How to Get a Hug from the Russian Bear?

The Russian market holds many possibilities for Israeli companies, but it is radically different from the Western markets that Israelis are accustomed to working with * What to watch out for when starting to look eastward.

In the early nineties, following the collapse of the Soviet Union and its attempt to develop a free economy, Russia resolved to sell its products to the Western market, where the standards, infrastructure and technology were completely different. This forced the Russians to make changes in order to adjust their products to the new markets. It is important to note that the quality offered by Soviet Russia was never problematic; it was rather the manner in which the West perceived the products and technologies Russia produced.

The international transactions made then by the Soviet Union, and the manner in which it protected its technology and knowledge, forced the Soviet legal system to undergo significant changes. Some of those changes were far reaching for example, the adoption of the forth part of the Civil Code in 2008, which for the first time clearly defined common terms such as "know how", technology licensing, software and patents (in the past everything belonged to the state).

Today Russia is investing tremendous resources in order to bring industry, agriculture and infrastructure up to the required level, and as a result, it has become a major consumer of Israeli knowledge and technology. Thus, many Israeli companies find themselves forced to make adjustments in order to succeed in the Russian market. It is not only a language barrier; an Israeli company must understand the expectations in this country, which are based on an entirely different experience and legal system, in order to successfully penetrate the market. For example, a local trademark must be registered with "Rus Patent" (the Russian patent and trademark registry) prior to the beginning of operation in Russia. Technology companies that did not understand the difference in the systems protecting their trademarks (First to register rather than first to use) had discovered that local companies are using their trademarks on consumer products in supermarkets, for instance, and were dragged into longstruggles in a Russian courts. Other companies that did not plan their introduction into the market properly find themselves struggling with imitators, simply because they did not register the patent on which their product or technology is based, at the right time in Russia.

Entry into the Russian market requires suitable consultation. Reproducing a strategy that was appropriate in the United States or in Europe can bring about complete failure in this interesting territory.

The Russian market holds abundant possibilities but is radically different from what an Israeli businessman is familiar with. An example of this large gap can be found in Russia's corporate law. For instance, a Russian company is not required to appoint a board of directors, but is required to submit various period reports and to appoint a CEO. The CEO is called General Director and is a single manager de facto with unlimited signature rights; the effective control, however, is determined by the holdings of the shareholders.

There is indeed a new corporate law in Russia which enables the creation of control and monitoring mechanisms such as a board of directors, veto rights and joint signature rights. However, one must be familiar with the law to propose these mechanisms. Businessmen and government companies have yet to assimilate the possibilities of the new legislation, and they conduct themselves in the methods familiar to them from time immemorial.

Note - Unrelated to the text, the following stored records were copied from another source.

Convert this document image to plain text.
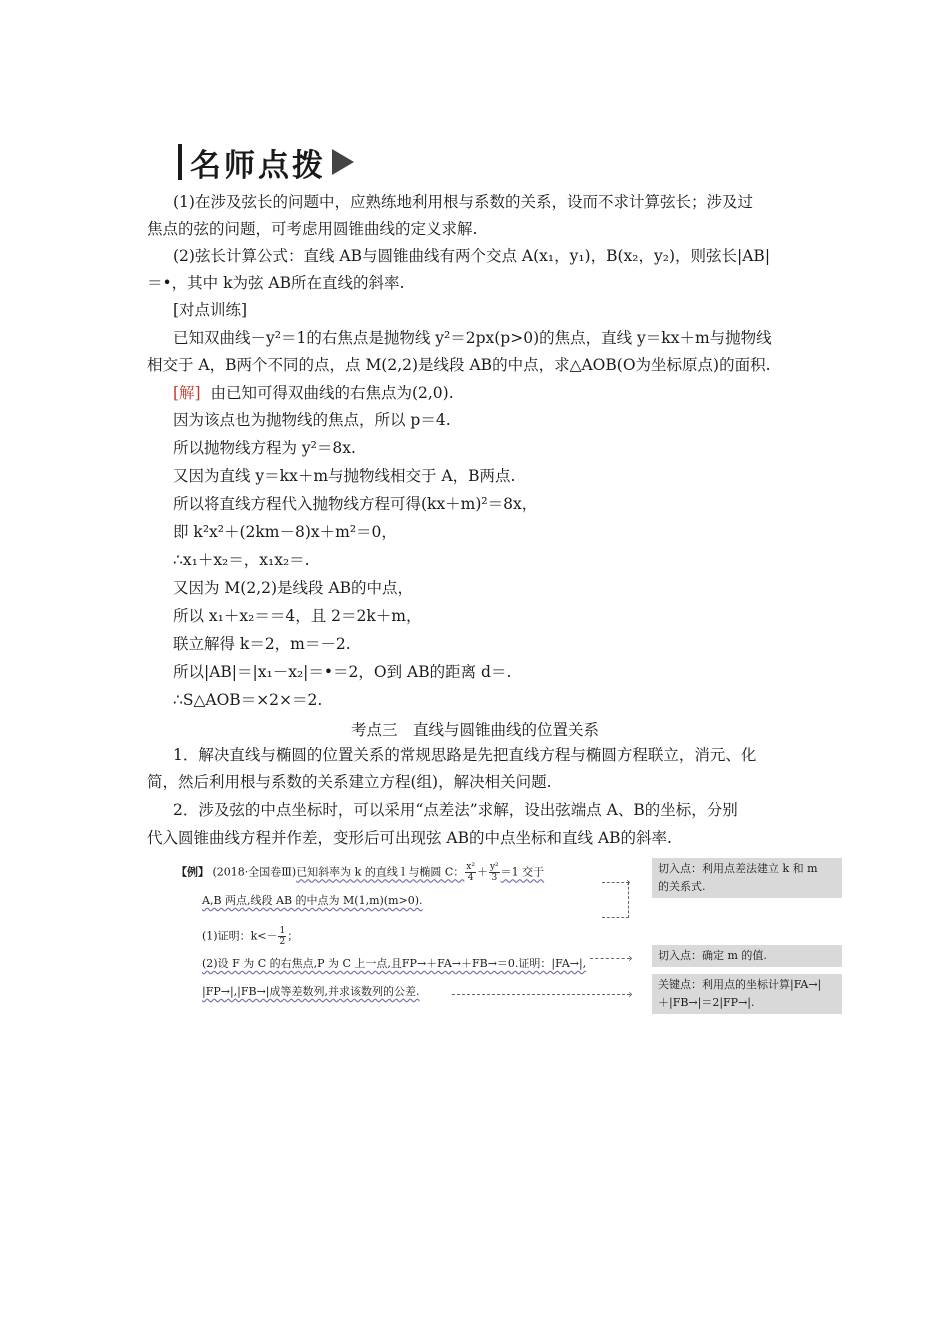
名师点拨
(1)在涉及弦长的问题中，应熟练地利用根与系数的关系，设而不求计算弦长；涉及过
焦点的弦的问题，可考虑用圆锥曲线的定义求解.
(2)弦长计算公式：直线 AB与圆锥曲线有两个交点 A(x₁，y₁)，B(x₂，y₂)，则弦长|AB|
＝•，其中 k为弦 AB所在直线的斜率.
[对点训练]
已知双曲线－y²＝1的右焦点是抛物线 y²＝2px(p>0)的焦点，直线 y＝kx＋m与抛物线
相交于 A，B两个不同的点，点 M(2,2)是线段 AB的中点，求△AOB(O为坐标原点)的面积.
[解] 由已知可得双曲线的右焦点为(2,0).
因为该点也为抛物线的焦点，所以 p＝4.
所以抛物线方程为 y²＝8x.
又因为直线 y＝kx＋m与抛物线相交于 A，B两点.
所以将直线方程代入抛物线方程可得(kx＋m)²＝8x，
即 k²x²＋(2km－8)x＋m²＝0，
∴x₁＋x₂＝，x₁x₂＝.
又因为 M(2,2)是线段 AB的中点，
所以 x₁＋x₂＝＝4，且 2＝2k＋m，
联立解得 k＝2，m＝－2.
所以|AB|＝|x₁－x₂|＝•＝2，O到 AB的距离 d＝.
∴S△AOB＝×2×＝2.
考点三　直线与圆锥曲线的位置关系
1．解决直线与椭圆的位置关系的常规思路是先把直线方程与椭圆方程联立，消元、化
简，然后利用根与系数的关系建立方程(组)，解决相关问题.
2．涉及弦的中点坐标时，可以采用“点差法”求解，设出弦端点 A、B的坐标，分别
代入圆锥曲线方程并作差，变形后可出现弦 AB的中点坐标和直线 AB的斜率.
【例】 (2018·全国卷Ⅲ)已知斜率为 k 的直线 l 与椭圆 C： $\frac{\text{x²}}{4} + \frac{\text{y²}}{3} =1$ 交于
A,B 两点,线段 AB 的中点为 M(1,m)(m>0).
(1)证明：$k<- \frac{1}{2}$ ；
(2)设 F 为 C 的右焦点,P 为 C 上一点,且FP→＋FA→＋FB→＝0.证明：|FA→|,
|FP→|,|FB→|成等差数列,并求该数列的公差.
›
›
›
切入点：利用点差法建立 k 和 m
的关系式.
切入点：确定 m 的值.
关键点：利用点的坐标计算|FA→|
＋|FB→|＝2|FP→|.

Therefore, when creating a joint company with a local partner, one must be very clear in explaining what is required of the joint company, in order to create for the Israeli company a sense of security and transparency in the management of finances, for instance, or in the commercializing of the product in the local market. An inability to properly present the mechanism that Israelis are seeking to add to the Articles of Association or to the contract may be interpreted as lack of faith and even an insult to the Russian side.

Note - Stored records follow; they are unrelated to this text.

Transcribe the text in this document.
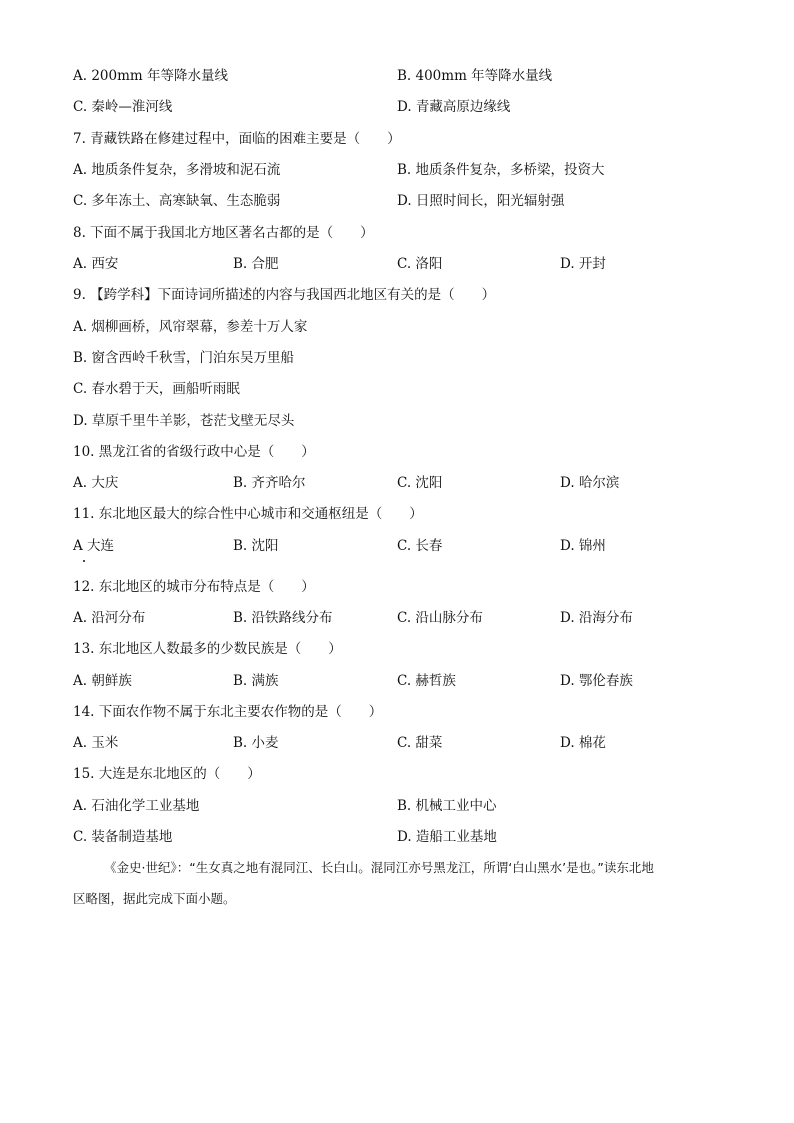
A. 200mm 年等降水量线	B. 400mm 年等降水量线
C. 秦岭—淮河线	D. 青藏高原边缘线
7. 青藏铁路在修建过程中，面临的困难主要是（　　）
A. 地质条件复杂，多滑坡和泥石流	B. 地质条件复杂，多桥梁，投资大
C. 多年冻土、高寒缺氧、生态脆弱	D. 日照时间长，阳光辐射强
8. 下面不属于我国北方地区著名古都的是（　　）
A. 西安	B. 合肥	C. 洛阳	D. 开封
9. 【跨学科】下面诗词所描述的内容与我国西北地区有关的是（　　）
A. 烟柳画桥，风帘翠幕，参差十万人家
B. 窗含西岭千秋雪，门泊东吴万里船
C. 春水碧于天，画船听雨眠
D. 草原千里牛羊影，苍茫戈壁无尽头
10. 黑龙江省的省级行政中心是（　　）
A. 大庆	B. 齐齐哈尔	C. 沈阳	D. 哈尔滨
11. 东北地区最大的综合性中心城市和交通枢纽是（　　）
A 大连	B. 沈阳	C. 长春	D. 锦州
12. 东北地区的城市分布特点是（　　）
A. 沿河分布	B. 沿铁路线分布	C. 沿山脉分布	D. 沿海分布
13. 东北地区人数最多的少数民族是（　　）
A. 朝鲜族	B. 满族	C. 赫哲族	D. 鄂伦春族
14. 下面农作物不属于东北主要农作物的是（　　）
A. 玉米	B. 小麦	C. 甜菜	D. 棉花
15. 大连是东北地区的（　　）
A. 石油化学工业基地	B. 机械工业中心
C. 装备制造基地	D. 造船工业基地
《金史·世纪》：“生女真之地有混同江、长白山。混同江亦号黑龙江，所谓‘白山黑水’是也。”读东北地
区略图，据此完成下面小题。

A local branch or rep office can save time and money, but only if the limitations of such a structure are known in advance. For instance, rep office of a certain type cannot engage in transactions at all-a branch is considered the long arm of the Israeli company and exposes it in fact to liability for activity in the local market, and so on. This will eventually cause an enormous waste of resources and especially money.

Another difference that is important to note regarding the Russian market is that contracts will almost always be written in Russian and in English. One reason for this is the oversight on foreign currency, and another is lack of fluency in English among older businessmen. It may seem insignificant, but this issue has important consequences for instance, a Russian bank will not transfer money abroad without approval of the agreement at the base of the payment, and therefore a proper translation of the parties' agreement is essential and should be given serious attention. In addition, it is important that an attorney familiar with both languages examine it prior to its signature.

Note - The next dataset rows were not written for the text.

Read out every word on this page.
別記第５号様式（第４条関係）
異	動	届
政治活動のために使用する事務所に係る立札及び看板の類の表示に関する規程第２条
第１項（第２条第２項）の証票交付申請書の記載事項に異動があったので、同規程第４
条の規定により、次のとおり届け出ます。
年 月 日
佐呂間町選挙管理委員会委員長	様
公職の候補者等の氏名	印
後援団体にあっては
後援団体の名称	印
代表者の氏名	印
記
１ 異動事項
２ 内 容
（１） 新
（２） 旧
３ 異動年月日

The language barrier is relatively easy to overcome, however there are cultural differences as well. Businessmen who turn to the Russian market must take into consideration that the initial model they thought of will, for the most part, have to change. In order to succeed, they must present flexibility, creativity and willingness to deviate from familiar work patterns on occasion, as Russian negotiation methods are completely different from European and American negotiation methods. The Russian market is indeed different from Western markets, but it also holds many possibilities for Israeli companies that have a product with a true added value to the local economy.

Thus, Russia and other Eastern Bloc countries, such as Kazakhstan, offer economic subsidies and significant tax relief in order to attract the right companies to operate within their territories. They actively create mechanisms to encourage Western companies and external investors to operate within their territories and to develop the local economy by agricultural development, job creation and the accumulation of knowledge.